Altın Mahmuzlar Savaşı bölümünün “dağınık eleştirisini” reddetti ve programın bu olayla ilgili dünyanın önde gelen otoritelerinden biri olan tarihçi Jan Dumolyn’in katkılarını içerdiğine işaret etti. Bunun aynı zamanda yoksul işçilerin güçlü elitlere karşı toplumsal bir mücadelesi olduğunu gerçekten vurguladı. Bölümümüzün ana mesajı buydu.
bülten promosyonundan sonra
“Savaş, Belçika ve Flaman ulusal tarihinde tarihin nasıl kullanılabileceğinin ve kötüye kullanıldığının en büyük sembollerinden biridir. Bölümün eleştiri alması şaşırtıcı değil.” Amacı, geçmişi çok az tanıdığına inandığı bir halk için tarihi somut hale getirmekti. İngilizce konuşanlarca Philip the Good olarak bilinen ve bir müttefik olan 15. yüzyıl liderine atıfta bulunarak, “Burgundian bir dük olan Filips de Goede hakkında okumak ile onun yüzünü görmek ve ne hissettiğini hissetmek arasında büyük bir fark var” dedi. İngiliz kralı Henry V.
Programa dahil olmayan KU Leuven’de ortaçağ tarihi profesörü olan Jelle Haemers, propaganda suçlamasını haksız buluyor.

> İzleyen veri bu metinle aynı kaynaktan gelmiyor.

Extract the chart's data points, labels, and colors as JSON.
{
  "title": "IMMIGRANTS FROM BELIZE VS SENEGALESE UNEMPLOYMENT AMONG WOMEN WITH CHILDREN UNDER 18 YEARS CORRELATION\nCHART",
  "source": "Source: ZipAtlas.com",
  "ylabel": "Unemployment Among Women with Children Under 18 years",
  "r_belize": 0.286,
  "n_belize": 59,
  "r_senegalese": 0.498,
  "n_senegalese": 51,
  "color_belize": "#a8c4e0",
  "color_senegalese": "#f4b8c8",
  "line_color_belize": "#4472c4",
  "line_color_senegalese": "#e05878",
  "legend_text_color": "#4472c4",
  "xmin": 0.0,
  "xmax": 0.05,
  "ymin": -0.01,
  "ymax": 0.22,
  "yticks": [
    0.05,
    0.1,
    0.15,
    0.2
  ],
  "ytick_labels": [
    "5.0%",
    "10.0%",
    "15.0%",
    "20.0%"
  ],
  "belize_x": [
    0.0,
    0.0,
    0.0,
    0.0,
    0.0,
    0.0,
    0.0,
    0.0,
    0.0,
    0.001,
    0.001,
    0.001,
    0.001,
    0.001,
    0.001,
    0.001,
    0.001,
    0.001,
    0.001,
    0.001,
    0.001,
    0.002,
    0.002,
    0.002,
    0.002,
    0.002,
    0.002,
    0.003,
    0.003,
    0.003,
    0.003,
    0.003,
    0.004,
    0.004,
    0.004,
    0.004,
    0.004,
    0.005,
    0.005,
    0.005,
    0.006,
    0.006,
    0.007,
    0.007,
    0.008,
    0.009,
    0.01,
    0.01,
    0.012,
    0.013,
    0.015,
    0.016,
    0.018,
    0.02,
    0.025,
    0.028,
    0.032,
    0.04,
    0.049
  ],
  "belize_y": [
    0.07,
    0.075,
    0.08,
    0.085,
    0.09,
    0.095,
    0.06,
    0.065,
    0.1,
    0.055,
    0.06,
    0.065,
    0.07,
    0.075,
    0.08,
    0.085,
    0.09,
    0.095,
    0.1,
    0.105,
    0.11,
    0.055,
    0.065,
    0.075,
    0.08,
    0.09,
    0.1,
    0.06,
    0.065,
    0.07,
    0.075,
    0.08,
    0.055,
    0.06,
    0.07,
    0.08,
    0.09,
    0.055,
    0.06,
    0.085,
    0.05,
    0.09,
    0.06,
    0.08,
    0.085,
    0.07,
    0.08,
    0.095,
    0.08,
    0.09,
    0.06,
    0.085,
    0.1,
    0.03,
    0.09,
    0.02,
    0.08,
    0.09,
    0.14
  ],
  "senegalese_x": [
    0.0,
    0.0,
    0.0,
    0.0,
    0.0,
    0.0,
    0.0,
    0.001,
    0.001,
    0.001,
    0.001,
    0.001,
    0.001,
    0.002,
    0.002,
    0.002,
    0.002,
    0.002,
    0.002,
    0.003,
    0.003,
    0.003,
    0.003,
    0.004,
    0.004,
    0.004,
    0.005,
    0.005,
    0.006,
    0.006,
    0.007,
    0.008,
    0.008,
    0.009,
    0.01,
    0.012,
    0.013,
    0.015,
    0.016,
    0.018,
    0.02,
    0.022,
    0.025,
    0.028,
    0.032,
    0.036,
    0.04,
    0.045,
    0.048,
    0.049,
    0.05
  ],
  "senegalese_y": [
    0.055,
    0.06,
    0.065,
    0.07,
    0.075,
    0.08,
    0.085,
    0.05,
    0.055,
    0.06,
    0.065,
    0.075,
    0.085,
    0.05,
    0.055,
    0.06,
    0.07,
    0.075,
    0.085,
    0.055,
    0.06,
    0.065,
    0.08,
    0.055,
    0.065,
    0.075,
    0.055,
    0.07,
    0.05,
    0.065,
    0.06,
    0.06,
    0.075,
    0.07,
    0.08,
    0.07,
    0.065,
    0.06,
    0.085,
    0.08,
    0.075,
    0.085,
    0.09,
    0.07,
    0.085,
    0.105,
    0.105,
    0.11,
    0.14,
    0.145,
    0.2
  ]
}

Ancak, gösterinin oldukça eski moda bir görüşe sahip olduğunu düşünüyor. “Hepsi savaş tarihi,” dedi. “Savaşlar önemlidir, ancak sunulduğu kadar belirleyici değildir. Ve kültürel tarihi hiç görmüyoruz. Sanat tarihi nerede? Edebiyat tarihi nerede? Kadınlar nerede?” Orta çağların sonlarında kadınların çalkantılı 16. ve 18. yüzyıllardakinden daha fazla hakka sahip olduğunu gözlemleyerek söyledi.
Program yapımcıları, 38.000 yılı primetime için 10 bölüme indirmekle karşı karşıya kaldıklarında hiç pişmanlık duymuyorlar. Fabre, “Bu seçimleri hafife almadık,” dedi.
1648’de Katolik İspanyol imparatorluğundan Protestan Hollanda Cumhuriyeti’nin ortaya çıkmasına yol açan Seksen Yıl savaşlarıyla ilgili yakın tarihli bir bölüme bakıyor. “Sanırım o bölümü 1.7 milyon kişi izledi. Çoğunun bu konuda hiçbir bilgisi yoktu. Çok şey öğrendiklerini ve öğrendiklerinin değerli olduğunu düşünüyorum.”